The next recorded interaction between Europeans and the people of Niue came in the age of whaling. In 1828 it was reported in the Sydney Gazette that an unnamed American trader had attempted to trade, but that two members of the crew attempting to come ashore were seized and killed. Captain Hindson of the Lord Rodney was the one to relay this story, and he only learned it after calling at Niue himself. Luckily he fared slightly better, and succeeded in conducting some trade at gunpoint after some preliminary shows of force from both  sides. Since the Niueans possessed no metal implements Hindson concluded that they (and the other less lucky whalers) were probably the first to visit since Cook himself.

After this shaky start the Niueans quickly caught on, and soon were eager to establish trade with passing vessels. The most prized item was the fish hook, seeing as the island lacked any hard rock or supplies of bone to produce its own. In return, fresh food was offered. Usually these transactions occurred offshore, with the Niueans paddling out to the visiting whalers in their vaka.

Vaka at Opaahi
To reiterate: Don’t touch

After a rocky start a stable and mutually beneficial relationship had developed, as long as the visitors didn’t press their luck and the Niueans were honest with their trades. But change was once again on the horizon, as the whaling era drew to a close, and European religion began to send its disciples out into the Pacific in search of souls to save.

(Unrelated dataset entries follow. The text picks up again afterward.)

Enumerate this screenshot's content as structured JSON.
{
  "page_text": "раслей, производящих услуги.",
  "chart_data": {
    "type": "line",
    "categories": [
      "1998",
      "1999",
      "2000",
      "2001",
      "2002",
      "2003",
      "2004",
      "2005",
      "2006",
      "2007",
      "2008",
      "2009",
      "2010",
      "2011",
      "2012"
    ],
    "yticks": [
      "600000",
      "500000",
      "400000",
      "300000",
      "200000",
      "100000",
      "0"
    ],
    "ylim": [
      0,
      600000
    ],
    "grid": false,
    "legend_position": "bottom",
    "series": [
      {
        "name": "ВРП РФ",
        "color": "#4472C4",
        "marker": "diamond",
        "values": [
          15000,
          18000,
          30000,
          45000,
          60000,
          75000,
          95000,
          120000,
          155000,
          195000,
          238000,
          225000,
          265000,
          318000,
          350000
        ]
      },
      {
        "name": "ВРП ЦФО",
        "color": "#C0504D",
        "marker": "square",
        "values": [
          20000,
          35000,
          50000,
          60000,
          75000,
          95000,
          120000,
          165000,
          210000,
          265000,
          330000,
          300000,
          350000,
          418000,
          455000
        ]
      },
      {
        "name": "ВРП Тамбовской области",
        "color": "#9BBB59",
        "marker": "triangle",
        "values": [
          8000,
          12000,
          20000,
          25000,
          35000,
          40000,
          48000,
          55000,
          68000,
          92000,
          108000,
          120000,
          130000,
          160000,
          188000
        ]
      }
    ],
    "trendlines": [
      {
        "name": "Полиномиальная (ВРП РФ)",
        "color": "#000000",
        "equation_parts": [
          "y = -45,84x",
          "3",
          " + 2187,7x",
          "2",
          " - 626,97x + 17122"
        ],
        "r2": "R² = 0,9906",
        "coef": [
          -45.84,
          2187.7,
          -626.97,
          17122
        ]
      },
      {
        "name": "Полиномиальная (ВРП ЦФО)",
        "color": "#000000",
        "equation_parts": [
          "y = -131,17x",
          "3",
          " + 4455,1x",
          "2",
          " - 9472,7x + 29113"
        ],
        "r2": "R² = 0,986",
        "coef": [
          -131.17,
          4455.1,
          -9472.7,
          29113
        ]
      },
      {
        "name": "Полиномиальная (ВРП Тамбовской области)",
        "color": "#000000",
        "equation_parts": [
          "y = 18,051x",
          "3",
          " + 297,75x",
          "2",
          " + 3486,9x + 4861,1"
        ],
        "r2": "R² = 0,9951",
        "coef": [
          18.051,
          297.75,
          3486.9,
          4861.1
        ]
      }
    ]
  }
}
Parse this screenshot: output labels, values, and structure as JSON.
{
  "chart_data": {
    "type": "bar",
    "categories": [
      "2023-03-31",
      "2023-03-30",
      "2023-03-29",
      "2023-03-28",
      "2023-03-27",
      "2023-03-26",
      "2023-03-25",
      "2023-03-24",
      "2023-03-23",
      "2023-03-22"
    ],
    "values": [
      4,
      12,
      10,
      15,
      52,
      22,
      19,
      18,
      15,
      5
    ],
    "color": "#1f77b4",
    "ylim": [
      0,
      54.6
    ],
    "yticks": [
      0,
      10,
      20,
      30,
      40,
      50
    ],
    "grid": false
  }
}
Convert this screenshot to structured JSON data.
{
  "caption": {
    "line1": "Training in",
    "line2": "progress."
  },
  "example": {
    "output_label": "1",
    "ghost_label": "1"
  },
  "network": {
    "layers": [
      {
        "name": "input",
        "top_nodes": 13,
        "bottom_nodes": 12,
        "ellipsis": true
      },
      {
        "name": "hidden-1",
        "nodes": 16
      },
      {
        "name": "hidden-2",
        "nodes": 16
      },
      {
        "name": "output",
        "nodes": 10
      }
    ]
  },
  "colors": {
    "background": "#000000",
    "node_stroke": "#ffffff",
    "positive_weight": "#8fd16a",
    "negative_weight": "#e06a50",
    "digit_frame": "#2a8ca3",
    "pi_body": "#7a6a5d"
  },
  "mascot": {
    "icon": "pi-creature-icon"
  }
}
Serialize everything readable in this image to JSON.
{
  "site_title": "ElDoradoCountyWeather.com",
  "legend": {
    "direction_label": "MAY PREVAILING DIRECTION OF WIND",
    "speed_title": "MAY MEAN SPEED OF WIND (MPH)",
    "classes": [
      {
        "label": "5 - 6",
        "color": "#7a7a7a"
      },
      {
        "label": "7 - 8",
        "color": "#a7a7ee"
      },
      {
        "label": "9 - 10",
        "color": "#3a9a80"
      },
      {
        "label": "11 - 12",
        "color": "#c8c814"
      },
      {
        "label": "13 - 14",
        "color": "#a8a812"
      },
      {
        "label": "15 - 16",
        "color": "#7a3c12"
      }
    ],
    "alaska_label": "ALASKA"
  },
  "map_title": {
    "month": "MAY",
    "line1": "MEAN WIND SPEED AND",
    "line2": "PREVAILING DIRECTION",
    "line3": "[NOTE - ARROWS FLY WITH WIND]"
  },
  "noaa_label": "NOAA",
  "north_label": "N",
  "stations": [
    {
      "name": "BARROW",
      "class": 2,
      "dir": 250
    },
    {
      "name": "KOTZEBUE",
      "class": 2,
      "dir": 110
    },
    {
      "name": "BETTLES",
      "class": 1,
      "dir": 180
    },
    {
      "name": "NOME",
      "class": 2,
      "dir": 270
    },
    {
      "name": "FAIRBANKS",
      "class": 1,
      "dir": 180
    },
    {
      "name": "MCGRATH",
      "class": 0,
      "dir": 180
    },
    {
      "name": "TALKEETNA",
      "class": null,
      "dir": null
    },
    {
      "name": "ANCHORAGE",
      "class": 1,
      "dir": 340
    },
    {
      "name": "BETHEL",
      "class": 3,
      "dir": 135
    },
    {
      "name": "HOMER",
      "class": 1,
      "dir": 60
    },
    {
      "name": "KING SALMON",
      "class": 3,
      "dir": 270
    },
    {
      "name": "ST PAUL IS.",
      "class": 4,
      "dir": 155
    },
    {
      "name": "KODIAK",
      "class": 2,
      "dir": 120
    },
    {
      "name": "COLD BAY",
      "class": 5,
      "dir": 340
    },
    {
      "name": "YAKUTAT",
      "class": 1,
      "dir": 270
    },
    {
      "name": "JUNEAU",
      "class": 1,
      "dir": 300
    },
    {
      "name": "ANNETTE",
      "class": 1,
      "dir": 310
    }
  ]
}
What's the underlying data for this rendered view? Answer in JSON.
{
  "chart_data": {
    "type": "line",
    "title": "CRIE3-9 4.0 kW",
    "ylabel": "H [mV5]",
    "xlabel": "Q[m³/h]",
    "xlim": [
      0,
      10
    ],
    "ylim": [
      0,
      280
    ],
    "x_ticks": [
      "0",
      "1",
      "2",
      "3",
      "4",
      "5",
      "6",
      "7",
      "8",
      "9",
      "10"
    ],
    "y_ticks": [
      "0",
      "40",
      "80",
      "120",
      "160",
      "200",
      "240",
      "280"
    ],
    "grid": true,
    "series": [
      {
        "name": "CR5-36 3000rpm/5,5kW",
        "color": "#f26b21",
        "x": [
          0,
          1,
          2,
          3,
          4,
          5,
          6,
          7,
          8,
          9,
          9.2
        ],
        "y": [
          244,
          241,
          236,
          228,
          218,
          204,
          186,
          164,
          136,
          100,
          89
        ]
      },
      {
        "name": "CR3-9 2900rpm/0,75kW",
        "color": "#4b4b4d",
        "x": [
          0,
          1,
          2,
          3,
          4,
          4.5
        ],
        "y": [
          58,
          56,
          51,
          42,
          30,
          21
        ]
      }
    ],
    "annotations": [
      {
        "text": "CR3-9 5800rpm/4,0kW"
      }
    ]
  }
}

Niue would not be able to maintain its aggressive style of independence forever.

References:

NIUE 1774-1974, 200 years of contact and change by Margaret Pointer

“Kua Liu Mai Au” I have Returned by Taoga Niue, Government of Niue

Niuē-fekai (or Savage) Island and its People by S. Percy Smith

The Sydney Gazette and New South Wales Advertiser (NSW : 1803 – 1842) Fri 31 Oct 1828 CAPTAIN COOK’S SAVAGE ISLAND.